GMeta  [18] is a framework for first-order representations of variable binding developed by Lee et al. It is implemented as a library in Coq that makes use of datatype-generic programming concepts to implement syntactic operations and well-scopedness predicates generically. GMeta allows multiple namespaces but is restricted to the single-variable case. The system does not follow our free monad principle to model namespaces explicitly, but rather establishes the connection at variable binding and reference positions by comparing the structure representation of sorts for equality. This raises the question whether the universe models syntax adequately when different sorts have the same structure.

GMeta  contains a reusable library for contexts of one or two sorts. In the case of two sorts, e.g. term and type variables, the binding of type variables can be telescopic which is enough to address the POPLmark challenge. Hence, GMeta  captures the structure of terms generically, but not the structure of contexts and the accompanying library implements only two instances, but admittedly the ones that are used the most.

AutoSubst [32] is a Coq library that derives boilerplate automatically by reflection using Coq ’s built-in tactics language. It supports variable binding annotations in the datatype declarations but is limited to single variable bindings and directly recursive definitions. AutoSubst derives parallel substitution operations which is particularly useful for proofs that rely on more machinery for substitutions than type-safety proofs like logical relation proofs for normalization, parametricity or full-abstraction. We do not support parallel substitutions yet, but plan to do so in the future.

9.3 Languages for Mechanization

Several languages have direct support for variable binding. Logical frameworks such as Abella [12], Hybrid [20], Twelf [22] and Beluga [24] are specifically designed to reason about logics and programming languages. Their specialized meta-logic encourages the use of higher-order abstract syntax (HOAS) to represent object-level variable binding with meta-variable bindings. The advantage is that facts about substitution, \(\alpha \)-equivalence and well-scoping are inherited from the meta-language. These systems also allow the definition of higher-order judgements to get substitution lemmas for free if the object-language context admits exchange [29]. If it does not admit exchange, the context can still be modeled explicitly [17, 23]. For the POPLmark challenge for instance this becomes necessary to isolate a variable in the middle of the context for narrowing.

Despite the large benefits of these systems, they are generally limited to single variable binding and other constructs like patterns or recursive lets have to be encoded by transforming the object language [29].

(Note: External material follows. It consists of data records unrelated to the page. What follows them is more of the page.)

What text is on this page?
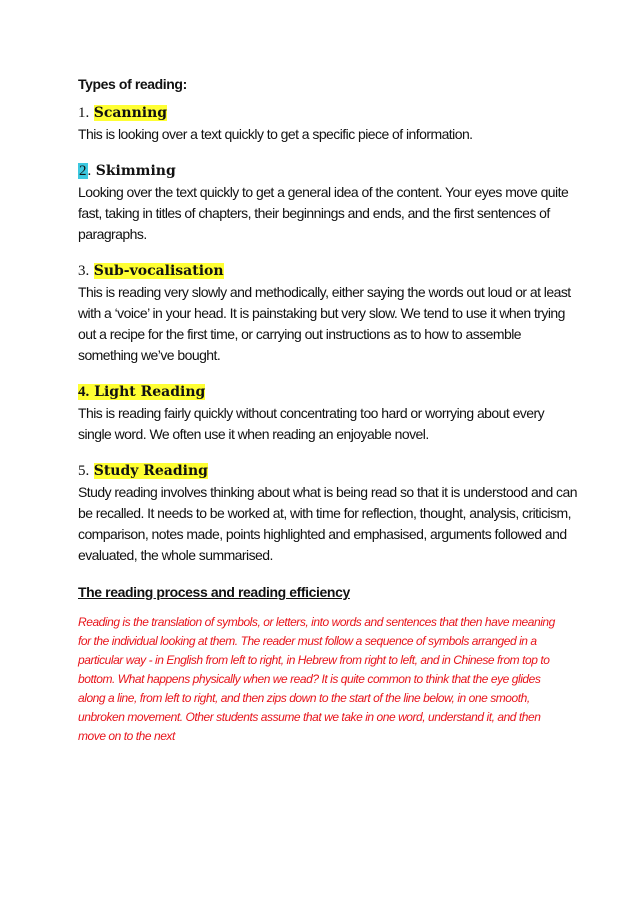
Types of reading:
1. Scanning

This is looking over a text quickly to get a specific piece of information.

2. Skimming

Looking over the text quickly to get a general idea of the content. Your eyes move quite fast, taking in titles of chapters, their beginnings and ends, and the first sentences of paragraphs.

3. Sub-vocalisation

This is reading very slowly and methodically, either saying the words out loud or at least with a ‘voice’ in your head. It is painstaking but very slow. We tend to use it when trying out a recipe for the first time, or carrying out instructions as to how to assemble something we’ve bought.

4. Light Reading

This is reading fairly quickly without concentrating too hard or worrying about every single word. We often use it when reading an enjoyable novel.

5. Study Reading

Study reading involves thinking about what is being read so that it is understood and can be recalled. It needs to be worked at, with time for reflection, thought, analysis, criticism, comparison, notes made, points highlighted and emphasised, arguments followed and evaluated, the whole summarised.

The reading process and reading efficiency

Reading is the translation of symbols, or letters, into words and sentences that then have meaning for the individual looking at them. The reader must follow a sequence of symbols arranged in a particular way - in English from left to right, in Hebrew from right to left, and in Chinese from top to bottom. What happens physically when we read? It is quite common to think that the eye glides along a line, from left to right, and then zips down to the start of the line below, in one smooth, unbroken movement. Other students assume that we take in one word, understand it, and then move on to the next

Nominal Isabelle [36] is an extension of the Isabelle/HOL framework with support for nominal terms which provides \(\alpha \)-equivalence for free. At the moment, the system is limited to single variable binding but support for richer binding structure is planned [35].

10 Conclusion

This paper has presented a new approach to mechanizing meta-theory based on Knot, a specification language for syntax with variable binding, and Needle, an infrastructure code generator. Our work distinguishes itself from earlier work on two accounts. First, it covers a wider range of binding constructs featuring rich binding forms and advanced scoping rules. Secondly, it covers a larger extent of the boilerplate functions and lemmas needed for mechanizations. In future work, we want to include support for typing relations.